Review of Blindsided

Blindsided (2013)
5/10
pathetic
24 December 2015
Michelle Monaghan and Michael Keaton star in "Blindsided," a 2013 straight-to-video film coproduced by Keaton for reasons known only to him.

Monaghan plays a former photojournalist, Sara, who was blinded by a suicide bomber while covering a war and still suffers from PTSD. If she didn't suffer from it, she would have been by the time the action in this film finished.

On New Year's Eve, the man she is living with, Ryan (Andrew Walker) is killed by a former associate from whom he stole a fortune in diamonds. Sara has been out, and it takes her a while after she returns home to stumble across the body, and the perpetrator (Barry Sloane) is still in the apartment. He is joined by the brains of the organization, Hollander (Keaton) and together they try by various sadistic means to find out where the loot is.

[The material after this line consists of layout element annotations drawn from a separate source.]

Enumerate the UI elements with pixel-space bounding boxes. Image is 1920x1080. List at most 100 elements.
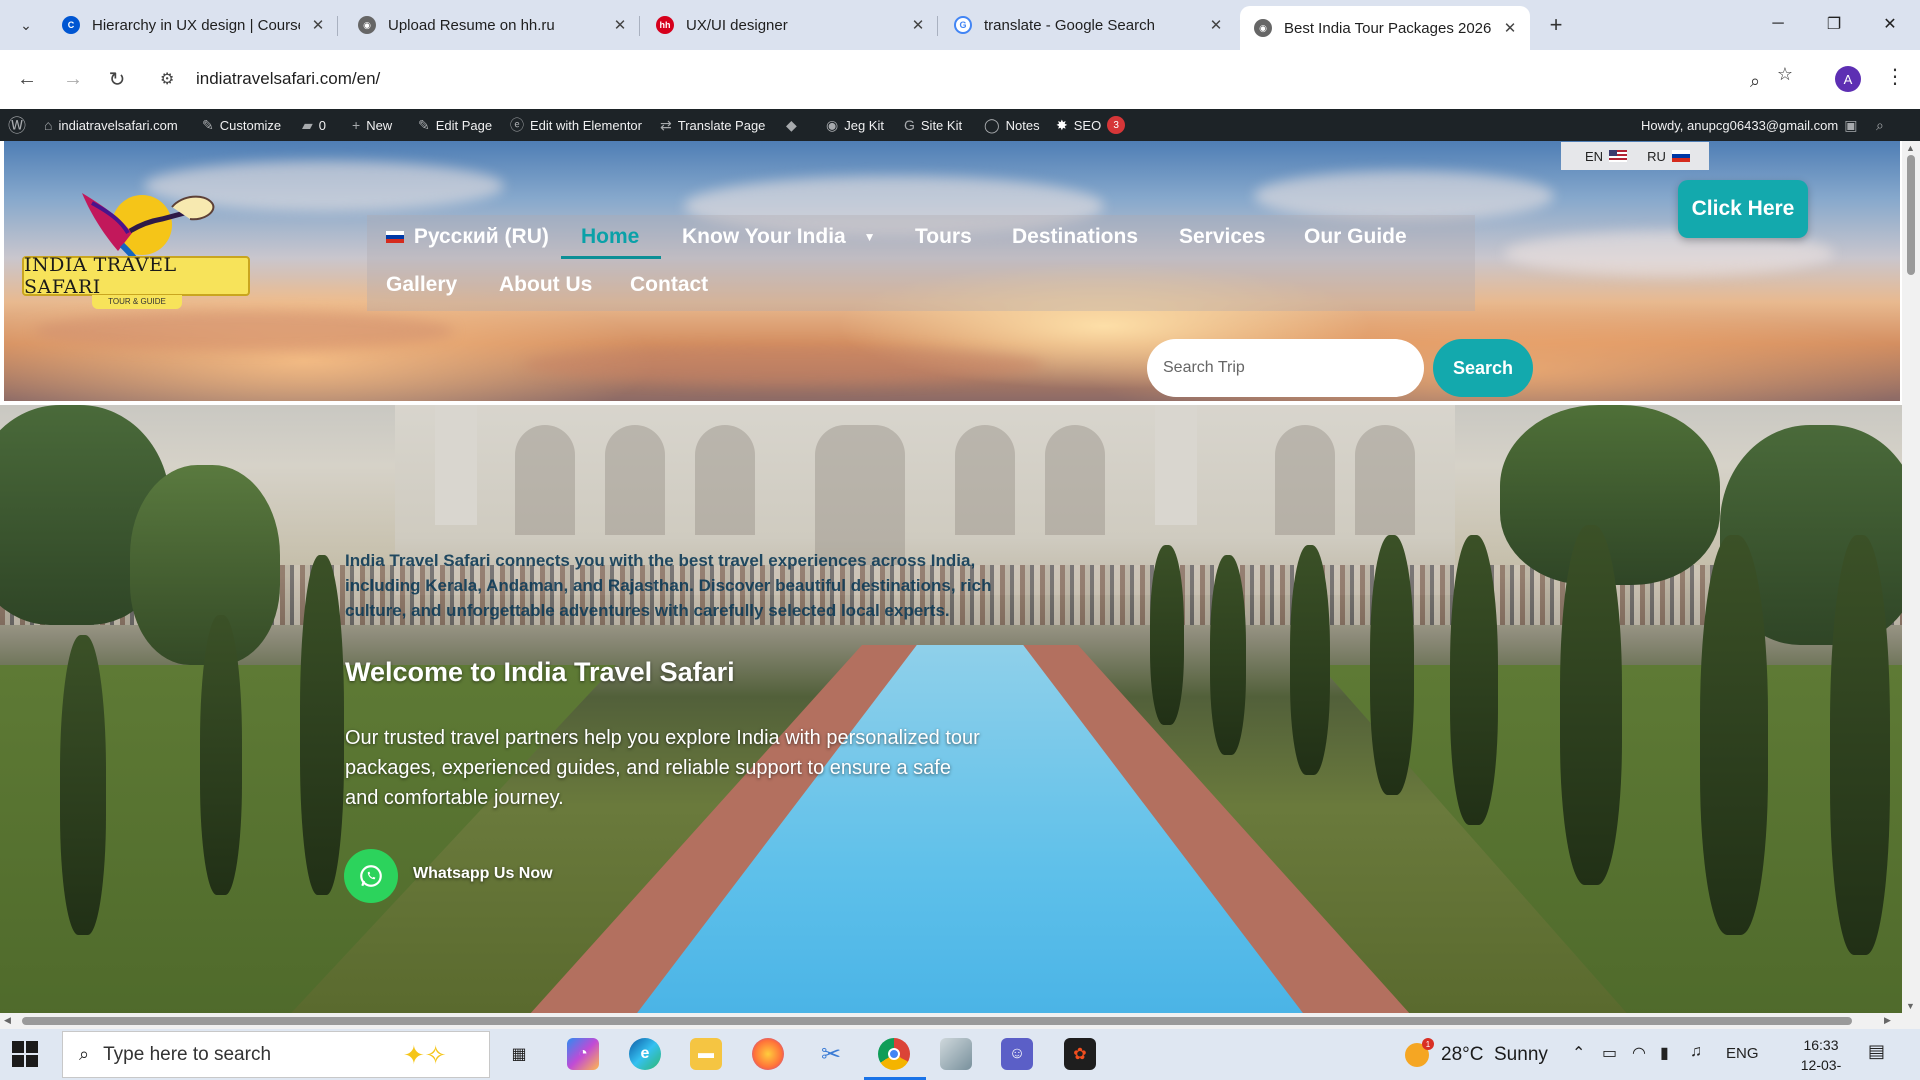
us-flag-icon[interactable] xyxy=(1609,150,1628,162)
click-here-button[interactable]: Click Here xyxy=(1678,180,1808,238)
windows-start-icon[interactable] xyxy=(12,1041,38,1067)
wp-search-link[interactable]: ⌕ xyxy=(1876,109,1890,141)
search-trip-input[interactable] xyxy=(1147,339,1424,397)
nav-item-about[interactable]: About Us xyxy=(499,273,592,297)
nav-item-our-guide[interactable]: Our Guide xyxy=(1304,225,1407,249)
nav-item-services[interactable]: Services xyxy=(1179,225,1265,249)
lang-ru[interactable]: RU xyxy=(1647,149,1666,164)
forward-button[interactable]: → xyxy=(58,64,88,94)
sparkle-icon: ✦✧ xyxy=(403,1040,447,1070)
site-settings-icon[interactable]: ⚙ xyxy=(160,69,174,89)
back-button[interactable]: ← xyxy=(12,64,42,94)
minimize-icon: ─ xyxy=(1772,15,1784,32)
whatsapp-link[interactable]: Whatsapp Us Now xyxy=(413,865,553,883)
wp-seo-link[interactable]: ✸ SEO 3 xyxy=(1056,109,1126,141)
globe-icon: ◉ xyxy=(358,16,376,34)
nav-item-gallery[interactable]: Gallery xyxy=(386,273,457,297)
weather-widget[interactable]: 1 28°C Sunny xyxy=(1405,1038,1548,1067)
browser-tab[interactable]: C Hierarchy in UX design | Course ✕ xyxy=(48,6,338,44)
scroll-thumb[interactable] xyxy=(22,1017,1852,1025)
tab-search-button[interactable]: ⌄ xyxy=(12,12,40,38)
wp-comments-link[interactable]: ▰ 0 xyxy=(302,109,326,141)
search-icon: ⌕ xyxy=(1876,116,1884,133)
scroll-left-icon[interactable]: ◀ xyxy=(4,1015,11,1026)
browser-menu-icon[interactable]: ⋮ xyxy=(1885,64,1905,89)
meet-icon[interactable]: ▭ xyxy=(1602,1043,1617,1063)
wp-notes-link[interactable]: ◯ Notes xyxy=(984,109,1040,141)
wp-site-link[interactable]: ⌂ indiatravelsafari.com xyxy=(44,109,178,141)
zoom-icon[interactable]: ⌕ xyxy=(1740,71,1770,92)
scroll-down-icon[interactable]: ▼ xyxy=(1906,1001,1915,1011)
horizontal-scrollbar[interactable]: ◀ ▶ xyxy=(0,1013,1920,1029)
scroll-thumb[interactable] xyxy=(1907,155,1915,275)
nav-item-home[interactable]: Home xyxy=(581,225,639,249)
firefox-icon[interactable] xyxy=(752,1038,784,1070)
language-indicator[interactable]: ENG xyxy=(1726,1045,1759,1062)
scroll-right-icon[interactable]: ▶ xyxy=(1884,1015,1891,1026)
chevron-up-icon[interactable]: ⌃ xyxy=(1572,1043,1585,1063)
browser-tab[interactable]: G translate - Google Search ✕ xyxy=(940,6,1236,44)
battery-icon[interactable]: ▮ xyxy=(1660,1043,1669,1063)
new-tab-button[interactable]: + xyxy=(1542,12,1570,38)
system-clock[interactable]: 16:33 12-03-2026 xyxy=(1786,1035,1856,1080)
restore-icon: ❐ xyxy=(1826,16,1842,33)
nav-item-destinations[interactable]: Destinations xyxy=(1012,225,1138,249)
search-button[interactable]: Search xyxy=(1433,339,1533,397)
wp-translate-link[interactable]: ⇄ Translate Page xyxy=(660,109,765,141)
vertical-scrollbar[interactable]: ▲ ▼ xyxy=(1902,141,1920,1013)
profile-avatar[interactable]: A xyxy=(1835,66,1861,92)
browser-tab[interactable]: hh UX/UI designer ✕ xyxy=(642,6,938,44)
wp-account-link[interactable]: Howdy, anupcg06433@gmail.com ▣ xyxy=(1641,109,1857,141)
nav-item-tours[interactable]: Tours xyxy=(915,225,972,249)
wp-sitekit-link[interactable]: G Site Kit xyxy=(904,109,962,141)
app-icon[interactable]: ☺ xyxy=(1001,1038,1033,1070)
minimize-button[interactable]: ─ xyxy=(1754,8,1802,40)
chrome-icon[interactable] xyxy=(878,1038,910,1070)
close-icon: ✕ xyxy=(1883,16,1897,33)
volume-icon[interactable]: ♫ xyxy=(1690,1043,1702,1061)
close-window-button[interactable]: ✕ xyxy=(1866,8,1914,40)
elementor-icon: ⓔ xyxy=(510,117,524,133)
nav-item-know-your-india[interactable]: Know Your India ▼ xyxy=(682,225,875,249)
site-logo[interactable]: INDIA TRAVEL SAFARI TOUR & GUIDE xyxy=(22,181,250,311)
close-icon[interactable]: ✕ xyxy=(308,15,328,35)
nav-item-contact[interactable]: Contact xyxy=(630,273,708,297)
copilot-icon[interactable]: ◔ xyxy=(567,1038,599,1070)
wp-elementor-link[interactable]: ⓔ Edit with Elementor xyxy=(510,109,642,141)
edge-icon[interactable]: e xyxy=(629,1038,661,1070)
close-icon[interactable]: ✕ xyxy=(1500,18,1520,38)
browser-toolbar: ← → ↻ ⚙ indiatravelsafari.com/en/ ⌕ ☆ xyxy=(0,50,1920,109)
ru-flag-icon[interactable] xyxy=(1671,150,1690,162)
wp-edit-page-link[interactable]: ✎ Edit Page xyxy=(418,109,492,141)
coursera-icon: C xyxy=(62,16,80,34)
wordpress-logo[interactable]: Ⓦ xyxy=(8,109,32,141)
close-icon[interactable]: ✕ xyxy=(1206,15,1226,35)
nav-item-russian[interactable]: Русский (RU) xyxy=(386,225,549,249)
restore-button[interactable]: ❐ xyxy=(1810,8,1858,40)
tab-title: translate - Google Search xyxy=(984,16,1155,34)
notifications-icon[interactable]: ▤ xyxy=(1868,1041,1885,1062)
close-icon[interactable]: ✕ xyxy=(908,15,928,35)
file-explorer-icon[interactable]: ▬ xyxy=(690,1038,722,1070)
wp-customize-link[interactable]: ✎ Customize xyxy=(202,109,281,141)
whatsapp-button[interactable] xyxy=(344,849,398,903)
browser-tab[interactable]: ◉ Upload Resume on hh.ru ✕ xyxy=(344,6,640,44)
wp-new-link[interactable]: + New xyxy=(352,109,392,141)
notepad-icon[interactable] xyxy=(940,1038,972,1070)
taskbar-search[interactable]: ⌕ Type here to search ✦✧ xyxy=(62,1031,490,1078)
url-text[interactable]: indiatravelsafari.com/en/ xyxy=(196,69,380,89)
lang-en[interactable]: EN xyxy=(1585,149,1603,164)
snipping-tool-icon[interactable]: ✂ xyxy=(815,1038,847,1070)
pencil-icon: ✎ xyxy=(418,116,430,133)
bookmark-star-icon[interactable]: ☆ xyxy=(1770,64,1800,85)
address-bar[interactable]: ⚙ indiatravelsafari.com/en/ ⌕ xyxy=(146,57,1786,101)
figma-icon[interactable]: ✿ xyxy=(1064,1038,1096,1070)
close-icon[interactable]: ✕ xyxy=(610,15,630,35)
task-view-icon[interactable]: ▦ xyxy=(503,1038,535,1070)
wp-diamond-link[interactable]: ◆ xyxy=(786,109,803,141)
browser-tab-active[interactable]: ◉ Best India Tour Packages 2026 | ✕ xyxy=(1240,6,1530,50)
reload-button[interactable]: ↻ xyxy=(102,64,132,94)
wifi-icon[interactable]: ◠ xyxy=(1632,1043,1646,1063)
scroll-up-icon[interactable]: ▲ xyxy=(1906,143,1915,153)
wp-jegkit-link[interactable]: ◉ Jeg Kit xyxy=(826,109,884,141)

This is really cliché-ridden claptrap, derivative, predictable, and how dare anyone compare it to Wait Until Dark. You know every move the villains are going to make. What's more, you know where the diamonds are hidden. You also know what the end of the film is going to be. It's all too obvious.

Michael Keaton does a terrific job, but this is a generic mean guy role. Michelle Monaghan does okay, but these are all generic characters there to serve the predictable action.

There were a lot of holes in this thing. First off, why not look for the diamonds in the apartment? Or a key to a safe deposit box? How do you know Sara knows where they are? Quite possibly she knows nothing of Ryan's past and therefore nothing about any theft. And what a place to hide them. If this had been shown in a theater, the entire place would be yelling out the hiding place.

Secondly - and this I really didn't understand - this is a 2013 release. Okay, Sara gets into a room and locks the door. She gets on her computer, which takes vocal commands. And she's going to send an email. Well, I hope the person is checking messages. No cell phone with a quick connection to 911? A phone she can keep on so she can be found, should she not be able to get out her address? Though in the time it took her to get onto her email, she certainly could have. The woman is blind, and all she has if she needs help is a computer where she can e-mail someone? We know she had one while she was out. I think someone physically challenged would have it on her at all times.

I can't go on. Skip this movie. Rent Wait Until Dark where an entire audience screamed OUT LOUD at one part. They would have screamed here too - at the box office for their money back.